Development of guidelines and resources to encourage and support exercise in pregnant women with pre-existing Type 2 Diabetes. MRC GW4 BioMed DTP PhD studentship 2025/26

About the Project

Summary: 

A physically active pregnancy including regular exercise reduces pregnancy complications in women with pre-existing type 2 diabetes (T2D) and supports the health of mother and baby, but most women do not do enough exercise to get this benefit. This project will measure exercise levels and barriers to exercise in pregnant women with T2D and determine what insulin dose adjustments and carbohydrate intake is needed to exercise safely. This work can inform the first national guidelines to support pregnant women with T2D to increase their exercise levels and improve outcomes for mothers and babies.

Description

A physically active pregnancy including regular exercise improves cardiovascular function, decreases the risk of gestational hypertension, limits weight gain, and improves mood. Diabetes affects around 10% of all pregnancies in the UK (~ 65 thousand per year): type 2 diabetes (T2D) accounts for around 56% of these. T2D increases the risk of preterm delivery, preeclampsia, macrosomia, intrauterine death and congenital malformations.

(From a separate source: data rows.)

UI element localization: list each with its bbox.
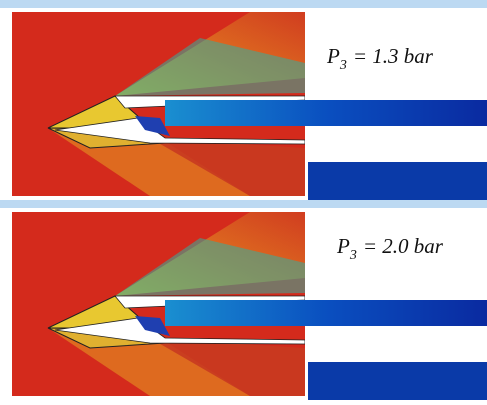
frame: [0, 200, 487, 208]
subscript: 3: [349, 248, 357, 263]
value: = 1.3 bar: [353, 44, 434, 68]
symbol: P: [336, 234, 350, 258]
symbol: P: [326, 44, 340, 68]
figure: P3= 1.3 bar P3= 2.0 bar: [0, 0, 487, 405]
subscript: 3: [339, 58, 347, 73]
panel-2: P3 = 2.0 bar: [12, 212, 487, 400]
frame: [0, 0, 487, 8]
panel-1: P3 = 1.3 bar: [12, 12, 487, 200]
value: = 2.0 bar: [363, 234, 444, 258]
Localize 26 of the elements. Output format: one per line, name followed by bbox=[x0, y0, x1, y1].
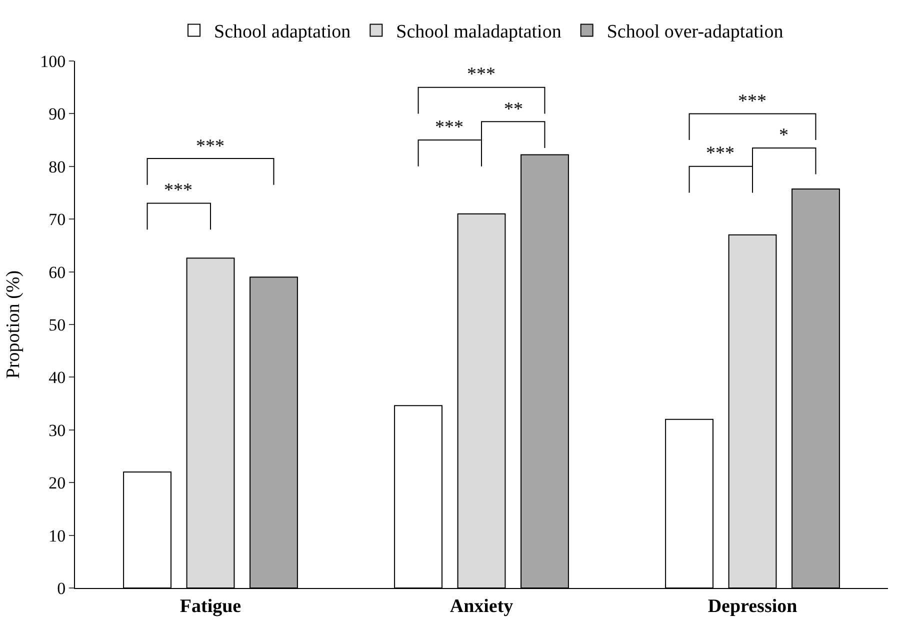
y-tick-label: 20 bbox=[48, 474, 66, 493]
x-tick-label: Depression bbox=[708, 596, 798, 617]
annotation: ** bbox=[504, 99, 523, 120]
x-tick-label: Anxiety bbox=[450, 596, 514, 617]
y-tick-label: 40 bbox=[48, 368, 66, 388]
y-tick-label: 50 bbox=[48, 315, 66, 334]
annotation: * bbox=[779, 125, 788, 146]
y-tick-label: 100 bbox=[40, 52, 66, 71]
y-tick-label: 60 bbox=[48, 262, 66, 282]
y-tick-label: 80 bbox=[48, 157, 66, 176]
legend-label: School maladaptation bbox=[396, 22, 562, 43]
annotation: *** bbox=[435, 117, 464, 138]
y-tick-label: 90 bbox=[48, 104, 66, 124]
y-tick-label: 0 bbox=[57, 578, 66, 598]
y-tick-label: 10 bbox=[48, 526, 66, 546]
annotation: *** bbox=[706, 143, 734, 164]
annotation: *** bbox=[467, 64, 496, 85]
annotation: *** bbox=[196, 136, 224, 157]
y-axis-title: Propotion (%) bbox=[2, 270, 24, 379]
y-tick-label: 70 bbox=[48, 210, 66, 230]
annotation: *** bbox=[164, 180, 192, 201]
annotation: *** bbox=[738, 91, 766, 112]
y-tick-label: 30 bbox=[48, 420, 66, 440]
x-tick-label: Fatigue bbox=[180, 596, 242, 617]
legend-label: School adaptation bbox=[214, 22, 352, 43]
legend-label: School over-adaptation bbox=[606, 22, 784, 43]
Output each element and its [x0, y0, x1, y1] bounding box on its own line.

Regular exercise is therefore likely to have an even greater effect on improving the health of pregnant women with T2D. Based on these benefits it is recommended all pregnant women aim for at least 150 minutes of moderate intensity activity and two muscle strengthening sessions each week. However, physical activity both

amongst pregnant women, and amongst those with pre-existing T2D is disproportionately low. There is currently no evidence-based guidance to support physical activity (PA) for pregnant women with pre-existing T2D, as key questions remain unanswered.

No studies have looked at habitual activity levels, or barriers to physical activity in pregnant women with T2D and crucially, how they change over time during pregnancy. In addition, it is not known how exercise affects glucose control in pregnant women with pre-existing T2D, and whether advice on insulin dosage adjustment and carbohydrate intake for exercise that is used for non- pregnant women with T2D is effective in pregnant women with T2D who are treated with insulin, (estimated 40-80% of cases). As such, healthcare professionals have told us that they are unsure how to support pregnant women with T2D, when this support might be most useful and appreciated.